Dora
was about sixty, very thin, badly hunched over, with striking white hair
and blue eyes and a sweet smile that could sometimes shine strongly though
her fear. She walked with a jittery bounce, with head and eyes constantly
darting from side to side to check for danger.
“Can
I fix you some tea?” Dora would ask me, peeping out from under eye sockets
that were turned into an overhanging arch by her stooped posture. “Sure,
Dora, that would be great.” When we sat down with the Lipton, I’d ask,
“So, how are you doing, Dora?” “Not too well,” was always the reply. “Why?”
Then: “the cops.”
San
Francisco, early 1980s. I hadn’t yet gone to physical therapy school, but
worked for slightly better than minimum wage at a board and care home for
the mentally ill. The place was licensed for 12 residents. Only three or
four seemed truly insane to me; the rest were just mostly older, had various
medical problems, were usually alone in the world, and were wierd in some
way or other--so that each had at some point picked up the diagnosis of
“mentally ill.” I liked them all, but Dora was my favorite. She was the
most troubled person I have ever met.
I’ll
never forget a scene from the 1976 movie Marathon Man, where the
Nazi dentist (played by Laurence Olivier) is about to torture Dustin Hoffman
by drilling his teeth without anesthesia, saying with a demonic grin that
“you can feel more pain through the root of a tooth than anywhere else
in the body.” Dreadful shivers down the spine. But knowing Dora led me
to believe that a human can feel more pain purely through the mind than
through any physical avenue.
Dora
had a classic case of paranoid schizophrenia. Once a month, the psychiatrist
would arrive in his expensive red sports car. He went straight upstairs
to talk with my boss, to find out which residents had of late been too
energetically wierd, and which had been too lethargic, too zombielike.

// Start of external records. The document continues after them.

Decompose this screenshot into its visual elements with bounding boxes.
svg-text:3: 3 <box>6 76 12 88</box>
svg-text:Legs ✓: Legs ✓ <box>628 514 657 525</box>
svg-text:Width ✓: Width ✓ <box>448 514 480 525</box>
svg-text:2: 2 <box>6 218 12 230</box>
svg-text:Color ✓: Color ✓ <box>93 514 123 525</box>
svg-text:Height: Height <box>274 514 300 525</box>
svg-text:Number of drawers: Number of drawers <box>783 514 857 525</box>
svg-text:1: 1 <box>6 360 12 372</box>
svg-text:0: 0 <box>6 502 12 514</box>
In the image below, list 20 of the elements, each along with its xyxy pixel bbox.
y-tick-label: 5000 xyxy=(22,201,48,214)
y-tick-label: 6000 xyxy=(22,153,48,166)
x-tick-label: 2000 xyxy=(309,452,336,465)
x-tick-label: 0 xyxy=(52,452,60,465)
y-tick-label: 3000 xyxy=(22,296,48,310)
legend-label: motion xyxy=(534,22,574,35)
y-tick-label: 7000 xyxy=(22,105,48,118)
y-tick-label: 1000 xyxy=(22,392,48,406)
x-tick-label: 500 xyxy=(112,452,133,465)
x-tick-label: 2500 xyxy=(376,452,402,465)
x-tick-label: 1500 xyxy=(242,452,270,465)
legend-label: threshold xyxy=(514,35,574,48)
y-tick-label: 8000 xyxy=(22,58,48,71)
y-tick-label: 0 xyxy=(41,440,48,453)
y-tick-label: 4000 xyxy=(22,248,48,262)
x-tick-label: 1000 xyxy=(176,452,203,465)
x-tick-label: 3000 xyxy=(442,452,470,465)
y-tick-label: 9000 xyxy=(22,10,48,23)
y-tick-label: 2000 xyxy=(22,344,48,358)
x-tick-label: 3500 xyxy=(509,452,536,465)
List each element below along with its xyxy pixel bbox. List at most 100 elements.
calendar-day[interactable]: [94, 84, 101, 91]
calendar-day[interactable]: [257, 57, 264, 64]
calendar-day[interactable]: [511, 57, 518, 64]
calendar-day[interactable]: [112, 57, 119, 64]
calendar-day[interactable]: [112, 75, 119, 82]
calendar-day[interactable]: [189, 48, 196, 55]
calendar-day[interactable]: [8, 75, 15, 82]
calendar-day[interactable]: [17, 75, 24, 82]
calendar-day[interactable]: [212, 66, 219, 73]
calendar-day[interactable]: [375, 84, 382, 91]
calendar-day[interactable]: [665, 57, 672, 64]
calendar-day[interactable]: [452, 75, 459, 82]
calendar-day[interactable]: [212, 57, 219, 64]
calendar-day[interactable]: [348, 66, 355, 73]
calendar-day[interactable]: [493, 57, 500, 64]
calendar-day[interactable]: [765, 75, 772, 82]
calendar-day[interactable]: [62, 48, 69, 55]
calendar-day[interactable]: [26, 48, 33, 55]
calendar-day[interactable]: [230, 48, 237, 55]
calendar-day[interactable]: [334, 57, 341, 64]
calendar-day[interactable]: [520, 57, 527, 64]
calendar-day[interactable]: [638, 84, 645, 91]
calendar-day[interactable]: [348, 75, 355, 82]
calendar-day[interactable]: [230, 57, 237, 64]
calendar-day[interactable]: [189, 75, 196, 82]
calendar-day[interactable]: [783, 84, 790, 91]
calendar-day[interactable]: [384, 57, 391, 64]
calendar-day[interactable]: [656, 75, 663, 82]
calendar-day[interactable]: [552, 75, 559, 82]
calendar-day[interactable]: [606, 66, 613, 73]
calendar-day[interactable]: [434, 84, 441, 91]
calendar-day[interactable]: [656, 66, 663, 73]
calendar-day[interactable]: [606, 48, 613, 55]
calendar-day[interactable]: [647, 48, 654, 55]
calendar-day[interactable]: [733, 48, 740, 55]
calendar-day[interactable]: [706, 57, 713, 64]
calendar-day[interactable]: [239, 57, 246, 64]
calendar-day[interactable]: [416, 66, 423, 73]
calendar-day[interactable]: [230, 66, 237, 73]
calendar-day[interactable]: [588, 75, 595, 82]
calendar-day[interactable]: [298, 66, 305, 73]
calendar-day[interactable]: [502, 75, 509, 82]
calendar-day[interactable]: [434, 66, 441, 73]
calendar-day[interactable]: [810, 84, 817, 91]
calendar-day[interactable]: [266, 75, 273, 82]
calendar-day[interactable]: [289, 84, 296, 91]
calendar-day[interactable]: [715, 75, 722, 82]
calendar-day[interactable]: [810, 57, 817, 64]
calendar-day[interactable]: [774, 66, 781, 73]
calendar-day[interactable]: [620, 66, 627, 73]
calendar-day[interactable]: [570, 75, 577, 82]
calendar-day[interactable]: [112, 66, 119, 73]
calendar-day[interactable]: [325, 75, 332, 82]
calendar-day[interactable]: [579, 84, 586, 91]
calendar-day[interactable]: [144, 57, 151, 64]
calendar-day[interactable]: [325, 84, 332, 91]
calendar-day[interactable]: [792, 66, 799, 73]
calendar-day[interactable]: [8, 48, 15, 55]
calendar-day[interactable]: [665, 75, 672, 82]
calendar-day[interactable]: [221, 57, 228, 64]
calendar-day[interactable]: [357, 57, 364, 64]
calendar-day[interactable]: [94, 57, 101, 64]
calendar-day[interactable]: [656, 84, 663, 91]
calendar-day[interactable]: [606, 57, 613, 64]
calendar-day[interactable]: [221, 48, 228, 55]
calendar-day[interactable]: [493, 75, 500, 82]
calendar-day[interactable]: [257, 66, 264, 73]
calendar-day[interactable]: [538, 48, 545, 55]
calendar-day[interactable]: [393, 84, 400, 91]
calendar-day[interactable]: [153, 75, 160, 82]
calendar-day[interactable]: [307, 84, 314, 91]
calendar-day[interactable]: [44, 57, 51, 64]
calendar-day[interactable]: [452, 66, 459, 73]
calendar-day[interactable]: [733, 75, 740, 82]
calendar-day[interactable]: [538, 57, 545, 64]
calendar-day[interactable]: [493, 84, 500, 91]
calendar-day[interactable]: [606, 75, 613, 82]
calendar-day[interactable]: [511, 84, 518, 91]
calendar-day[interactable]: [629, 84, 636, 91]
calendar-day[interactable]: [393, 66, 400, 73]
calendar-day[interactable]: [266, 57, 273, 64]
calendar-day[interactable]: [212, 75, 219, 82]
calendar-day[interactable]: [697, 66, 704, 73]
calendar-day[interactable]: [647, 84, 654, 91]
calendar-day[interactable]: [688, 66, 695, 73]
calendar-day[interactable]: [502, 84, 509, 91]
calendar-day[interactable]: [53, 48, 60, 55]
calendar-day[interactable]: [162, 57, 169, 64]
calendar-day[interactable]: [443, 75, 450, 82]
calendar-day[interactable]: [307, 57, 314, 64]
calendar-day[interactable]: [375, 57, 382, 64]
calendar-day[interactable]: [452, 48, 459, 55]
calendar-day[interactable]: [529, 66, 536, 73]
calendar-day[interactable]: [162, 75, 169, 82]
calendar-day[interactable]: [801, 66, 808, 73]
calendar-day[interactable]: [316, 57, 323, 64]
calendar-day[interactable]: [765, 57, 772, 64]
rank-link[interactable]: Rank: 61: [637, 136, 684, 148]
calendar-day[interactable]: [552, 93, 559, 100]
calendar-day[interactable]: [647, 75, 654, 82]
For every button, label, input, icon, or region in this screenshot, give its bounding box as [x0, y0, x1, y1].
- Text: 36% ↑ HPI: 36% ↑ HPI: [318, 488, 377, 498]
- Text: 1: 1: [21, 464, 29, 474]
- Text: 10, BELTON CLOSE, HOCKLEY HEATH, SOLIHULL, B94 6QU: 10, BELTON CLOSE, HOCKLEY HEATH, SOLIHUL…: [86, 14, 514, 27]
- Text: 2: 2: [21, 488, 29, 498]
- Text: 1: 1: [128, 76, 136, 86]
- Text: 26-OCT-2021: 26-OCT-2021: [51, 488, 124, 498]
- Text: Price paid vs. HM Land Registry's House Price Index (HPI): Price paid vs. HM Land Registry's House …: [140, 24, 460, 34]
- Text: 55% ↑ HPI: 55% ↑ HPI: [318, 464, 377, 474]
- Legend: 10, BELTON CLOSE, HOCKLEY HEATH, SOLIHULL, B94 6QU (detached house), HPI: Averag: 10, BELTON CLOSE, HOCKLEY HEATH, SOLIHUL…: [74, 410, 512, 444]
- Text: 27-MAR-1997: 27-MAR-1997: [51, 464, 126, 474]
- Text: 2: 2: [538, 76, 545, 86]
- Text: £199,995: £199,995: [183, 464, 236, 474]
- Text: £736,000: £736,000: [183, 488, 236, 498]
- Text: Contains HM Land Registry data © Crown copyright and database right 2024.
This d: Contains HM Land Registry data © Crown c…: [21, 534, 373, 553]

I think he decided on medication changes mostly in those discussions, fine-tuning
the neurotransmitters of my wards, my friends.
Almost
as an afterthought, the psychiatrist would then meet each resident for
individual private sessions lasting from one to three minutes. I was in
charge of lining people up in the kitchen and shuttling them one-by-one
to the living room to see him efficiently, without wasting a moment of
his precious time. I was also in charge of getting a Medi-Cal sticker from
each resident’s file, and would give 12 stickers to this blood chemistry
technician when he left. He was in-and-out in an hour or so. I don’t know
how much he billed the State of California for each sticker, but
I bet it was more than I made in a day.
Dora
was on a high dose of Haldol, which was then and remains today one of the
most commonly used chemical straightjackets. I hope that Haldol helped
blunt the edge of her pain, but I’m also afraid that it might have kept
her stuck, rather than giving her a chance to somehow work through and
beyond her deep fear.
“Why
are you afraid of the cops?” I would ask Dora. Her eyes would first widen
in fear, then narrow with sharp anger: “Because I will be shot.
My head will be shot, my shoulders, my chest, my hips, my legs--my whole
body will be shot.” The story was always the same, though in one variation,
she would first be taken to Mt. Zion Hospital (right down the road), given
electric shock treatments, and then her whole body would be shot. Dora
told me that she had indeed been given electric shock treatments many years
before, at a place called Agnews State Hospital.
The
board and care home was not a locked facility, and occasionally one of
the other residents would wander off. They usually came back on their own,
but if they didn’t show up for awhile, we’d make a “missing person” call
to the police--who would then come to take a report. These were Dora’s
worst days. When the police arrived, she became incredibly agitated and
would hide in her room, quivering in terror.
Though
the cops always left without shooting Dora, she was never able to make
the logical deduction that her belief was mistaken.
Still,
I loved to have tea with Dora. She was quite interested in my life and
in the other residents, to the extent that she could for a few seconds
focus on something outside of herself, something other than her fear. I
once had her and a couple of other residents over to my own home--I have
a treasured photo of Dora, sitting in my room.
Dora’s
brother visited her often in the board and care home. I ran into him many
years later in San Francisco, and he told me that she had died a couple
of years after I quit working there. I was sad to hear this.
Since
then, at a few difficult junctures in my own life, I have called out to
Dora’s spirit and asked for help. I don’t know if she’s heard me, but something
has been helping me along. Dora had a powerful spirit, full of love and
compassion. I’m so sorry that she had to suffer such torment. I hope that
in the grand scheme of things, there was a good reason for it.